Since the car can be updated continuously, the value provided to the customer can be constantly maximized.

Toyota's hardware had three areas of inherent strength: the outstanding durability of its products, excellent parts availability, and lastly, the great repairability of its products. By combining the speediness of its software and Toyota's inherent hardware strengths, e-Palette will quickly satisfy various market needs and customer expectations.

Evolvement of mobility that puts people at the center

The e-Palette will be refined and will grow with the never-finished, ever-growing living laboratory, Woven City, whose ground-breaking ceremony is planned to be held on February 23, 2021.

Toyota aims to commercialize the service in multiple areas and regions in the early 2020s, and evolve to provide safer, more secure, and more comfortable services while learning by operating in realistic environments where people live.
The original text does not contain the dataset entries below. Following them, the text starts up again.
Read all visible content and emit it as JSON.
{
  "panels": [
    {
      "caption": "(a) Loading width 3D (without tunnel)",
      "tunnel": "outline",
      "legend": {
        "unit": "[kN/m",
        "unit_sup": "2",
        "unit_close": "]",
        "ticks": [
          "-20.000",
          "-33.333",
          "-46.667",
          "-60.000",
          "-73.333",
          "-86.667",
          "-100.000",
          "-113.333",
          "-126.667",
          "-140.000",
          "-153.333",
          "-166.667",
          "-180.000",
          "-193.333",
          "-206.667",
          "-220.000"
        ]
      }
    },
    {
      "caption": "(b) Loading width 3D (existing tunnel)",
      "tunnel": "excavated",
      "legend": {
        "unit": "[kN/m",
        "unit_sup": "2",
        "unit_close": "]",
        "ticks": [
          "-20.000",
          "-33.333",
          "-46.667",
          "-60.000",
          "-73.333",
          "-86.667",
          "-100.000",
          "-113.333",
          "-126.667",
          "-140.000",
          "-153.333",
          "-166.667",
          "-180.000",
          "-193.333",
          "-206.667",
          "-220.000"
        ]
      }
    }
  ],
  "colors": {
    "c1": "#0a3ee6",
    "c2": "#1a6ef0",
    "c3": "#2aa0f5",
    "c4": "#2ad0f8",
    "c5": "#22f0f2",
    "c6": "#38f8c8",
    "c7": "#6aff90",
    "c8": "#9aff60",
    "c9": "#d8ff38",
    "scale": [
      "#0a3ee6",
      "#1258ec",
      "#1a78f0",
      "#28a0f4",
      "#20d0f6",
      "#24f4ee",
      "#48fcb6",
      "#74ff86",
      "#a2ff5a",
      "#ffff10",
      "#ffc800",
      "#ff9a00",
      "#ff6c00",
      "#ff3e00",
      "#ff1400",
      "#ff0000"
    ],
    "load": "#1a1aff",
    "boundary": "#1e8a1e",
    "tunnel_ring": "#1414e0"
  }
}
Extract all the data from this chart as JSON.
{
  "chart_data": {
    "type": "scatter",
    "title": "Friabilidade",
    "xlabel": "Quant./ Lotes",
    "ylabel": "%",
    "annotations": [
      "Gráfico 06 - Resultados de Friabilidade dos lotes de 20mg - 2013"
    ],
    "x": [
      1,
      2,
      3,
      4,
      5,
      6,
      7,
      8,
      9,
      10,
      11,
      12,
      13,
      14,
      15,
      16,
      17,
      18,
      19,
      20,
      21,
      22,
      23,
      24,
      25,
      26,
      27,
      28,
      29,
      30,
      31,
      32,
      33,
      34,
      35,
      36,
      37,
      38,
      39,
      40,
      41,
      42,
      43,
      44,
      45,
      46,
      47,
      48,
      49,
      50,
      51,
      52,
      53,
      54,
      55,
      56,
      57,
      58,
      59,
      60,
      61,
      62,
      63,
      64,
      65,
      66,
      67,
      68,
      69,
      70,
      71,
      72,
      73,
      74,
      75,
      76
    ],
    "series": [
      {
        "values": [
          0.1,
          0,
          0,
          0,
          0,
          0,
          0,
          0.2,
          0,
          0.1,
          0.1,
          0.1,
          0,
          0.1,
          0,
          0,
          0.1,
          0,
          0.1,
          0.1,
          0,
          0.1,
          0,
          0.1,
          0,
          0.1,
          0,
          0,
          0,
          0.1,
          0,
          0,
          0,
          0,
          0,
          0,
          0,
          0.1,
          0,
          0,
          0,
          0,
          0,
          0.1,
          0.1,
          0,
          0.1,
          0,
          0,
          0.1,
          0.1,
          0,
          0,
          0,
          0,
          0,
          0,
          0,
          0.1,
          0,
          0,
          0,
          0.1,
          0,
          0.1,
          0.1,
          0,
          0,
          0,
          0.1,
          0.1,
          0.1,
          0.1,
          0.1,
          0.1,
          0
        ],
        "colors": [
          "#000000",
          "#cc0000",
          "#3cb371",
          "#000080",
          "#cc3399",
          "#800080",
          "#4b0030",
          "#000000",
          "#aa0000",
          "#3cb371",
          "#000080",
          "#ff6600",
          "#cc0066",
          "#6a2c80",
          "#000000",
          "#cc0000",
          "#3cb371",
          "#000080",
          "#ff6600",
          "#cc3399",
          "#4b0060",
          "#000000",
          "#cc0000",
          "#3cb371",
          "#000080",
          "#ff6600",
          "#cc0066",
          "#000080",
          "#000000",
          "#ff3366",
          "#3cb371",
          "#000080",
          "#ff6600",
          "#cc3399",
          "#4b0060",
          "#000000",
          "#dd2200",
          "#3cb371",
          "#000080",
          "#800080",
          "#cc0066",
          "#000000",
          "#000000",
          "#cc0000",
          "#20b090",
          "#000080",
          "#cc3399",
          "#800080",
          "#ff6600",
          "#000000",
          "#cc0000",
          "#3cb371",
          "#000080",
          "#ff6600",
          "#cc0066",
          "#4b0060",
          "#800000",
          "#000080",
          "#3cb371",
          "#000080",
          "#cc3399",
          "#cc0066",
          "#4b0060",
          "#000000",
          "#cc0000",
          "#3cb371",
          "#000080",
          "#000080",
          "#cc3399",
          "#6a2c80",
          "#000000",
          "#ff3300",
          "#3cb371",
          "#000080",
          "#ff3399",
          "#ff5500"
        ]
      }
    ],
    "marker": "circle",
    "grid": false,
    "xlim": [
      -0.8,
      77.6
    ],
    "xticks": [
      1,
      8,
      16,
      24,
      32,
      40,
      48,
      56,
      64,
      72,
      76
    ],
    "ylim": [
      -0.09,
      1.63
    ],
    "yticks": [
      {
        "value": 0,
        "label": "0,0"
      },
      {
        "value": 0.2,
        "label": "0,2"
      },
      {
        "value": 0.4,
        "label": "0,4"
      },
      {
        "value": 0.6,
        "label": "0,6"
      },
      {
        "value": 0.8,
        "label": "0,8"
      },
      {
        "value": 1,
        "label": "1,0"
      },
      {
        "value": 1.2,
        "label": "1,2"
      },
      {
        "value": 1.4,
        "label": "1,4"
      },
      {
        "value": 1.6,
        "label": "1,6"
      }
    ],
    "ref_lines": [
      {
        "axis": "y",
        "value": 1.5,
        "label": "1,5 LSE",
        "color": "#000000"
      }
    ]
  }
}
Mobile delivery locker specifications. Solving the problem of delivery driver shortages and reducing the risk of contact due to the COVID-19 pandemic.
Apparel shop specifications. Goods arrive without having to go out, and EC businesses can also create real customer contact points.

“When various kinds of information data are linked, we need to become more centered on people. Let's create a people connected society in which the warmth and kindness of people can be felt,” says Akio.

With these words in mind, the members of the development team will continue to open up new possibilities for mobility that will be useful to society, and lead to achieve the Sustainable Development Goals (SDGs).